临出发时,寒蝉搬了两筐梨子到马车上。姜婳在一旁看着,发现寒蝉手上的伤口已经包扎好了。白白的一截纱布,捆在衣服上,还系了一个蝴蝶结。
要想不知道是谁包扎的都难,姜婳摇了摇头,她其实不太知道寒蝉这般的人,摘个梨子如何能弄伤自己。毕竟寒蝉如何看着,都不算马虎的人。
被晨莲搀扶着上了马车,姜婳翻开了一本书,很快谢欲晚也上了马车。他见她在看书,便也拿了一本,在她的对面静静地翻阅着。
晨莲对诗书毫无兴趣,手勾勒着衣袖中的匕首。
到了远山寺。
才上山,姜婳就看见了从前那个常接待他们的小和尚。只是小和尚身上穿的衣服同从前不太一样了,看起来将整个人都衬得长了一些。
姜婳行礼:“师父好。”
小和尚见到是他们,也认出来了:“施主好,还是去后山吗?”
一旁一个年长一些正在扫地的和尚看了小和尚一眼,小和尚才发觉自己又说错话了。出家人不该同施主熟稔,但是话已然出了口,小和尚也只能垂下头。
谢欲晚轻看了一眼:“多谢领路。”
小和尚松了一口气,不敢看扫地的和尚,手向后山的方向引了引:“施主请。”
小和尚在前面领着路,谢欲晚扶着姜婳,花匠跟在莫怀旁边。晨莲和橘糖这一次倒是没去,而是同寒蝉一起将梨子送到厨房中。
大约过了一刻钟,一行人到了后山。姜婳望了望旁边的风景,知晓快到了。因为四处都是山,都是树,到处都郁郁葱葱一片,一眼的确也看不见竹林。
姜婳看着被谢欲晚牵住的手,轻声道:“快到了吗?”
青年看着不远处的景色,沉默了一瞬,握紧了少女的手,轻声道:“到了。”
姜婳讶异,因为刚刚从远处她什么都没有看见。
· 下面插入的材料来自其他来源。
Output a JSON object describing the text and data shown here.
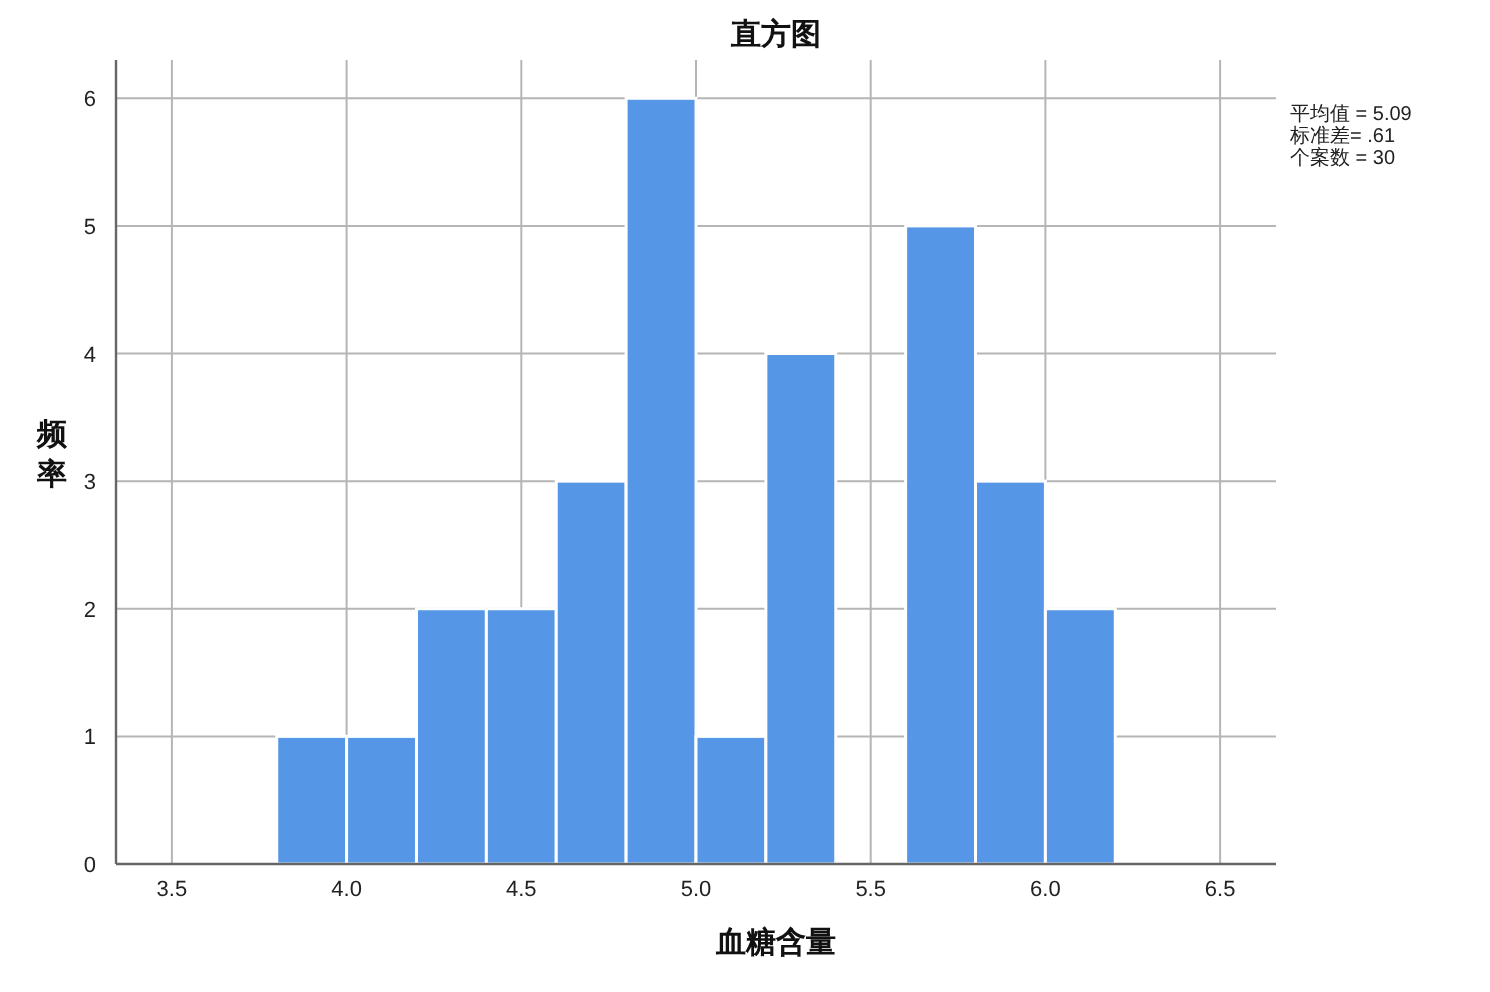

她的眼神从谢欲晚身上转到身前,看见面前的场景时,整个人愣住了。
一旁的花匠望向莫怀:“哪里有枯黄的竹叶?”
莫怀沉默地向不远处的竹林望去,入眼只有一片郁郁葱葱的竹林,全然新绿,甚至比上次还要绿一些,像是新长出来的一般。一眼看去,甚至没有一片叶子是枯黄的。
姜婳轻声惊讶了一声:“它们全都好了”她牵着谢欲晚的手,向前走去,这是恰好有一阵风吹来,在他们走近的瞬间,竹叶被风吹动,像是一个美丽的误会。